Crowdin’ up the place

Everyone’s heard of roly poly’s before, haven’t they? They’re those little bug-like critters that, depending on the species, can roll up into little balls when threatened.  Scientifically known as isopods, and also commonly known as sow bugs and pillbugs, these critters can often be found bunched together in groups known as aggregations.


Common Woodlice (Oniscus asellus) congregating under tree bark

Woodlice aggregating on moist wood. Photo credits:


So why do these guys tend to be found in groups? Some studies have suggested that aggregating is a way of preventing drying up. Terrestrial isopods breath using modified gills on their legs, and without water, they won’t function properly. By clumping together, they can increase the group’s overall volume, without increasing the surface area available for water loss as much. This reduces their chances of drying up!

However, what I wanted to find out was, would isopods still prefer to bunch up if drying up wasn’t as big as a problem? Will they stay alone if their environment was moist and dark (their preferred habitat conditions)? To test this, established two tests. In one of them, I basically gave a bunch of isopods the choice between aggregation in a dry and bright area or solitude in an alternative area. This alternative area alternated between being dry and bright as well, just wet, or just dark. And what do ya know, when the other choice was also dry and bright, most individuals chose to group up, and when the other choice wasn’t dry and bright, most chose to stay alone in that other area. Though not “proof”, this suggests that if the conditions are good enough and the risks of drying up are low, they don’t need to use  anti-drying up methods.

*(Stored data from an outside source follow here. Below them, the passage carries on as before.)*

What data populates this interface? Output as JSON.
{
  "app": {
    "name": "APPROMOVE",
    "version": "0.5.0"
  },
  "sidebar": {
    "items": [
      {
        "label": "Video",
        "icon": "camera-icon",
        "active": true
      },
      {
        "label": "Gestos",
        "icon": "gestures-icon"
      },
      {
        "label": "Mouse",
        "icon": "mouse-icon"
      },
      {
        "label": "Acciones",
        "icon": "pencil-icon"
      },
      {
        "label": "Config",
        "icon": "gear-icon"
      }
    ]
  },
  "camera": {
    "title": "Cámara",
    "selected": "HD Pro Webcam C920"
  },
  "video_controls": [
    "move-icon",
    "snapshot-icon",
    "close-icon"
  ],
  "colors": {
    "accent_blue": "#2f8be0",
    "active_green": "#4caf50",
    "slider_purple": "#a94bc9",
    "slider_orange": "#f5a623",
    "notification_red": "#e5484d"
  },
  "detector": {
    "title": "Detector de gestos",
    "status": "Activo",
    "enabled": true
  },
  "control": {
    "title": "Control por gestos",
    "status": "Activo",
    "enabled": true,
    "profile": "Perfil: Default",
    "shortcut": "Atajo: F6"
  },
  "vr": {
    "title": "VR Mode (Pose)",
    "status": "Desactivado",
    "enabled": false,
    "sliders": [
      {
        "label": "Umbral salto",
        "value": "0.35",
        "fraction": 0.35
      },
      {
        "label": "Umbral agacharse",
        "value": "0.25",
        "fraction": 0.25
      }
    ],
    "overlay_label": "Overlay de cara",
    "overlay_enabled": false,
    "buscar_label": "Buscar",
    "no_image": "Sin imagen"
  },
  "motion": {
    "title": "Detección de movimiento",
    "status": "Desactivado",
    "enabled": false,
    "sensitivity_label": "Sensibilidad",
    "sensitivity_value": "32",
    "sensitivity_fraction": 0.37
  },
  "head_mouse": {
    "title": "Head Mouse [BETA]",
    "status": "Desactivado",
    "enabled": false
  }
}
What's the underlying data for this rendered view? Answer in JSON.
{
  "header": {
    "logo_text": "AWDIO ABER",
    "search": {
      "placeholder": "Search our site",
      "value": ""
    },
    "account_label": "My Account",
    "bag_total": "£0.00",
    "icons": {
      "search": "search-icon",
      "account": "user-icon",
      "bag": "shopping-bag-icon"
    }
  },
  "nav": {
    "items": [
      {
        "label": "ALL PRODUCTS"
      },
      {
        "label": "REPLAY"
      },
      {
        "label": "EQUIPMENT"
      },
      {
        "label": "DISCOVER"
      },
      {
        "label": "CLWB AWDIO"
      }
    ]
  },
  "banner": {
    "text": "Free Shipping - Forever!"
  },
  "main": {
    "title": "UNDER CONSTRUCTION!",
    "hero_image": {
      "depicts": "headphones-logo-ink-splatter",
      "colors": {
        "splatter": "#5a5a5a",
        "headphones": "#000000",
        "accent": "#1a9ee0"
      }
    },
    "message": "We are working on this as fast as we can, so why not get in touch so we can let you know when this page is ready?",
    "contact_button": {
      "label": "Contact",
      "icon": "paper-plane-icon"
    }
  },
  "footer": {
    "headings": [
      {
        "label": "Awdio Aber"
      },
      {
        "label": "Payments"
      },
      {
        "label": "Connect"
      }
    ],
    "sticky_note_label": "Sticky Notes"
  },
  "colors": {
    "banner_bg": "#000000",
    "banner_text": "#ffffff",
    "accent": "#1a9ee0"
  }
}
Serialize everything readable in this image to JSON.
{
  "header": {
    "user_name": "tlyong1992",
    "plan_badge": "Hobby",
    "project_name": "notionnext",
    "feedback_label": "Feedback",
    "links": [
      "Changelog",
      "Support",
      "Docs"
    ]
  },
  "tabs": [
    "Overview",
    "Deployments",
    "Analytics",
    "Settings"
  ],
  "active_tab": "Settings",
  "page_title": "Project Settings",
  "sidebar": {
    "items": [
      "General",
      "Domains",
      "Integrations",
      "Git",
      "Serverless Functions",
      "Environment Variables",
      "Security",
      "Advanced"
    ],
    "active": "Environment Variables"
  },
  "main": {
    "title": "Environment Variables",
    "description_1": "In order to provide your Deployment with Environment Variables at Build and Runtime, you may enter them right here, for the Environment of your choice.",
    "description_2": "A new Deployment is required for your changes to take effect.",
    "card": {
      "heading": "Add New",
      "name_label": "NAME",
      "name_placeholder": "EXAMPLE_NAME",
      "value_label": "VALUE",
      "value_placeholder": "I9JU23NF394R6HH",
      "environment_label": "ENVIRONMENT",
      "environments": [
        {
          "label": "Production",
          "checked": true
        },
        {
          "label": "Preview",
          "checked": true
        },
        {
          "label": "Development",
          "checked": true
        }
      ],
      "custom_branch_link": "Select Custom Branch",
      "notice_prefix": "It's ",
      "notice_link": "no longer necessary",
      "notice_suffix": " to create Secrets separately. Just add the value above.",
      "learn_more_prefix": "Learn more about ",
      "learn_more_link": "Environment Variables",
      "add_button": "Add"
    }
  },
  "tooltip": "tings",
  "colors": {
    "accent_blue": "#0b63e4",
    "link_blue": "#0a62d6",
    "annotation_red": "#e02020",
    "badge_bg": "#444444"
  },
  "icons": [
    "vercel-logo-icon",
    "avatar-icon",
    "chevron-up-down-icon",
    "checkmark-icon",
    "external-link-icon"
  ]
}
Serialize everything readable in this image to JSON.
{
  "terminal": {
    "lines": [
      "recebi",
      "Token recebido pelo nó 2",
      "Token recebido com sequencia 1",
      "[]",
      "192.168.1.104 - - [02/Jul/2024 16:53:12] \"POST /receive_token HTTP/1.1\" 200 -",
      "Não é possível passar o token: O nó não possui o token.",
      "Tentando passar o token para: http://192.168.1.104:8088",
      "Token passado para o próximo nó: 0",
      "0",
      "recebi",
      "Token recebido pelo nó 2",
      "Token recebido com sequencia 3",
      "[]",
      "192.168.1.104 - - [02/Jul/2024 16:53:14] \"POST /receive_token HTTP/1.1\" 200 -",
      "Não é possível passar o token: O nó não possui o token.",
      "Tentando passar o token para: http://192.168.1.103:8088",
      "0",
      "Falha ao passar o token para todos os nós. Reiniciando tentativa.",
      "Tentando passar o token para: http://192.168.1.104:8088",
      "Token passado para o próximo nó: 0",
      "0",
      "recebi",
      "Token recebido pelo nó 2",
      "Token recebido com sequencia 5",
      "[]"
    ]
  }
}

8 choice experimental set up, including tea balls used to contain aggregations, and wet paper towel, and make-shift darkness lids.


The other test involved giving isopods 8 different choices, with each choice being a combination of the three factors of brightness, moisture, and aggregation. For example, one of the choice areas was dark, wet, and had aggregations; another was dark, dry, and had no aggregations; and so on. Surprise, surprise (not really), most isopods chose dark and wet areas. Within these dark and wet areas, they didn’t particularly prefer grouping up. This supports what I found in the previous set up. Hurraay! (??!) Given “ideal” conditions, these critters don’t necessarily need to group up to prevent drying up.


Ok end of boring experimental stuff. Now, what was really cool though, was the other critters that I found while out hunting my test isopods in Pacific Spirit Regional Park.




These larval forms were found on and within rotting logs, sharing their homes with isopods, springtails, and many other invertebrates. Unfortunately, I was not able to identify their species.